The dilemma is whether to treat with testosterone, a PDE5I, or both. To complicate matters, other vascular risk factors may be present. The patient will expect that the doctor will treat the "abnormality" that has been found and not merely provide a long-term prescription for an on-demand drug to treat a symptom, privately at the patient's expense. It is also widely accepted that low testosterone is a common reason for low response to PDE5Is. Testosterone therapy, particularly with transdermal gels, is well tolerated, and the patient may well see an improvement in libido and ejaculatory function as well as erection. Any improvement in general wellbeing would be greatly appreciated, as well as the fact that it will be covered by NHS prescription, an issue certainly likely to influence patient choice. Around 30% of patients can be expected to respond to testosterone alone, usually within four to six weeks. A PDE5I could then be added to nonresponders. It is currently suggested that a prostate-specific antigen test (PSA) and digital rectal examination are performed before commencing testosterone and that PSA, full blood count and testosterone levels are checked regularly.

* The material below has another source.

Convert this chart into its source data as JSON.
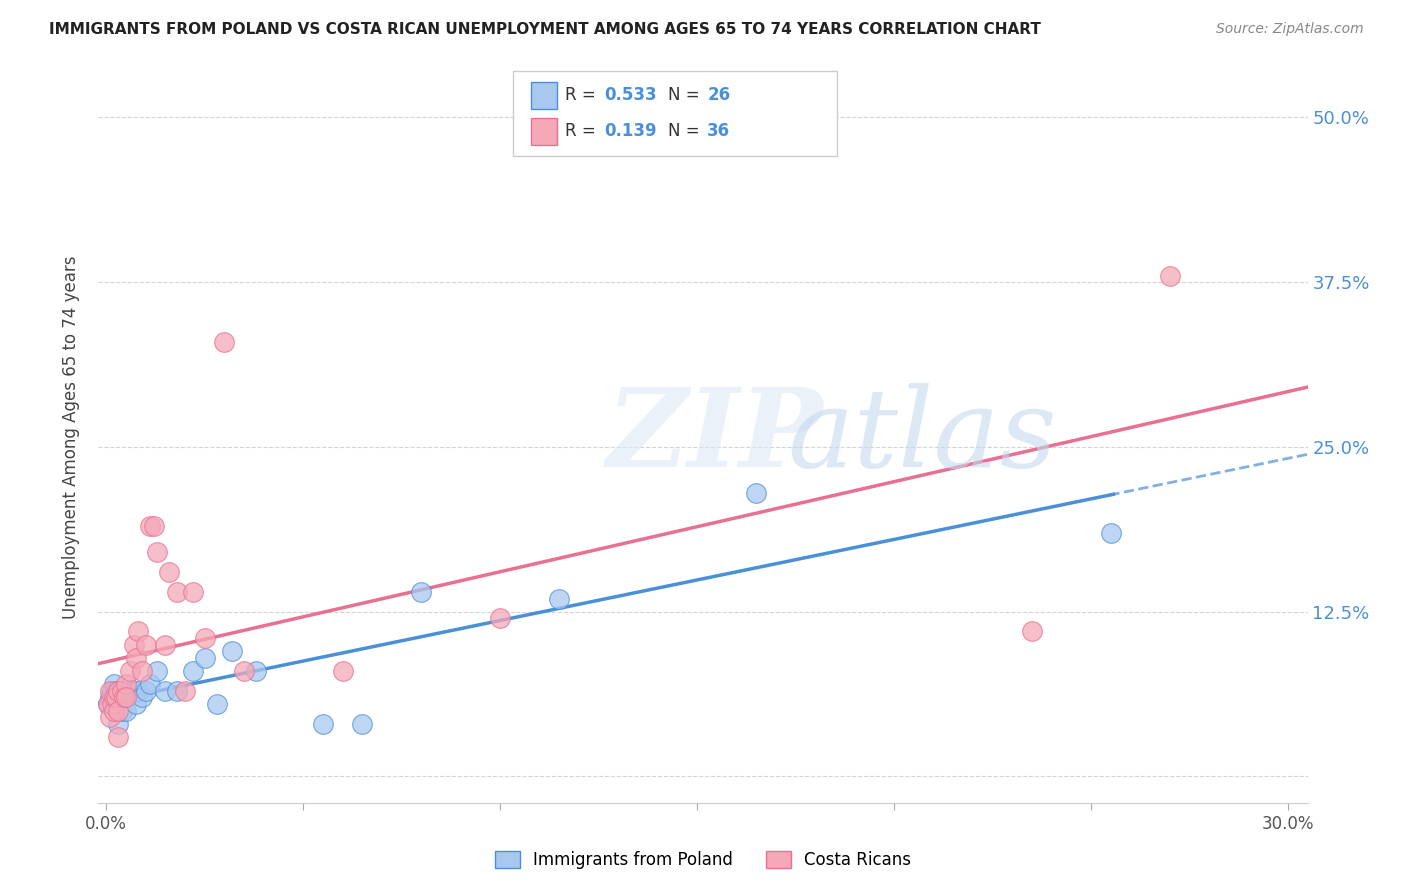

Possible health benefits of PDE5Is
Recent research suggests possible long-term benefits for PDE5Is in endothelial function, peripheral vascular disease, Raynaud's disease, lower urinary tract symptoms, diabetic neuropathy and pulmonary hypertension (a licensed indication).(12,13) Current large-scale studies are ongoing in each of these therapy areas.

Questioning about ED should now be regarded as routine in the management of men's health. Important, potentially treatable medical conditions will be detected by motivated nurses, with potential benefit to the patient and his family.


  1. Thompson IM, et al. Erectile dysfunction and subsequent cardiovascular disease. JAMA 2005;294:2996-3002.
  2. Central Office of Information. Health impotence consultation document. Number 0274. 7 May 1999.
  3. Wespes E, et al. EAU guidelines on erectile dysfunction: an update. Eur Urol 2006;49:806-15.
  4. Matfin G, Jawa A, Fonseca VA. Erectile dysfunction: interrelationship with the metabolic syndrome. Curr Diab Rep 2005;5:64-9.
  5. Fonseca V, et al. Impact of diabetes mellitus on the severity of erectile dysfunction and response to treatment: analysis of data from tadalafil clinical trials. Diabetologia 2004;47:1914-23.
  6. Esposito K, et al. Effect of lifestyle changes on erectile dysfunction in obese men: a randomized controlled trial. JAMA 2004;291:2978-84.
  7. Nikoobakht M, Nasseh H, Pourkasmaee M. The relationship between lipid profile and erectile dysfunction. Int J Impot Res 2005;17:523-6.
  8. Kirby M, et al. Is erectile dysfunction a marker for cardiovascular disease?  Int J Clin Pract 2001;55:614-8.
  9. Solomon H, Man JW, Jackson G. Erectile dysfunction and the cardiovascular patient: endothelial dysfunction is the common denominator. Heart 2003;89:251-3.
  10. Saltzman E, Guay AT. Improvement in erectile function in men with organic ED by lowering of total cholesterol. J Urol 2004;172:255-8.
  11. Mulligan T, et al. Prevalence of hypogonadism in males aged at least 45 years: the HIM study. Int J Clin Pract 2006;60:762-9.
  12. Rosano GM, et al. Chronic treatment with tadalafil improves endothelial function in men with increased cardiovascular risk. Eur Urol 2005;47:214-20.
  13. Hackett G. PDE5 inhibitors and diabetic neuropathy. Int J Clin Pract 2006;60:1123-6.